An error log provides insight into common errors produced by the system. Not all errors in Go are possible to prevent, for example a network request timeout to an endpoint is outside of the control of the executing code.
Systems in Go which are being continuously developed can generate a growing variety of errors. Logging all of them will produce an error monitoring system that is noisy and too tempting to be ignored when deploying code to production. Even vigilant engineers will end up having to look for the needle in the haystack. To reduce the overall volume of errors for common cases the following framework can be used to make error monitoring in production manageable.
Loggable Errors
Assuming you use the following line to handle an error by logging it:
if err != nil {
log.Error(err)
}
For a class of well known errors that do not require additional attention, we introduce the concept of a loggable error:
type loggable interface {
error
Log() bool
}
An error can implement this interface by providing a Log
method which indicates if the error wants to be logged. The error
type is embedded to ensure this only applies to errors.
Observed Errors
You might already have a series of different errors that are acceptable to happen but you still want to be able to observe them in case their occurrence starts to increase. Instead of logging them, you can monitor the event as a metric. An error event which has been observed as a metric can be considered handled. Once you record the event by emitting a metric, you can wrap the error as an ObservedError
which is an implementation of the loggable
interface.
type ObservedError struct {
cause error
}
func NewObservedError(err cause) *ObservedError {
return &ObservedError{
cause: cause,
}
}
func (e *ObservedError) Log() bool {
return false
}
func (e *ObservedError) Unwrap() error {
return e.cause
}
func (e *ObservedError) Error() string {
return e.Unwrap().Error()
}
To make this error tracking framework easy to use across your code base you may want to provide a helper function to keep error handling code short.

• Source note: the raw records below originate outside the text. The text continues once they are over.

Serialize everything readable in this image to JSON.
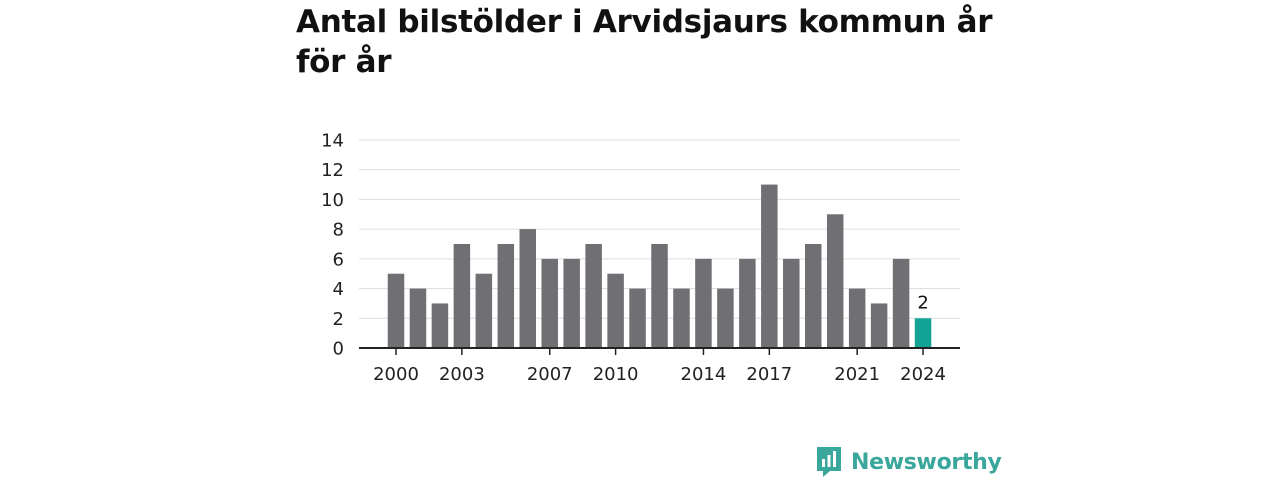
{
  "title": "Antal bilstölder i Arvidsjaurs kommun år för år",
  "brand": {
    "name": "Newsworthy",
    "icon": "newsworthy-logo-icon"
  },
  "colors": {
    "bar": "#707074",
    "highlight": "#13a395",
    "grid": "#dddddd",
    "axis": "#222222"
  },
  "chart_data": {
    "type": "bar",
    "title": "Antal bilstölder i Arvidsjaurs kommun år för år",
    "xlabel": "",
    "ylabel": "",
    "categories": [
      "2000",
      "2001",
      "2002",
      "2003",
      "2004",
      "2005",
      "2006",
      "2007",
      "2008",
      "2009",
      "2010",
      "2011",
      "2012",
      "2013",
      "2014",
      "2015",
      "2016",
      "2017",
      "2018",
      "2019",
      "2020",
      "2021",
      "2022",
      "2023",
      "2024"
    ],
    "values": [
      5,
      4,
      3,
      7,
      5,
      7,
      8,
      6,
      6,
      7,
      5,
      4,
      7,
      4,
      6,
      4,
      6,
      11,
      6,
      7,
      9,
      4,
      3,
      6,
      2
    ],
    "x_tick_labels": [
      "2000",
      "2003",
      "2007",
      "2010",
      "2014",
      "2017",
      "2021",
      "2024"
    ],
    "y_ticks": [
      0,
      2,
      4,
      6,
      8,
      10,
      12,
      14
    ],
    "ylim": [
      0,
      14
    ],
    "grid": true,
    "highlight_category": "2024",
    "data_labels": [
      {
        "category": "2024",
        "text": "2"
      }
    ],
    "legend": "none"
  }
}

func LogIfUnknown(err error, keysAndValues ...any) {
var e loggable
if errors.As(err, &e) && !e.Log() {
// error does not want to be logged
return
}
log.Error(err, keysAndValues...)
}
Your error logging code would now change to the following everywhere:
if err != nil {
LogIfUnknown(err)
}
By making use of some of Go’s best practices like, unexported interfaces, error wrapping and using interfaces to define behavior, we are able to provide a framework which can be used to continiously classify errors, decide which should be observed as a metric and which should be logged.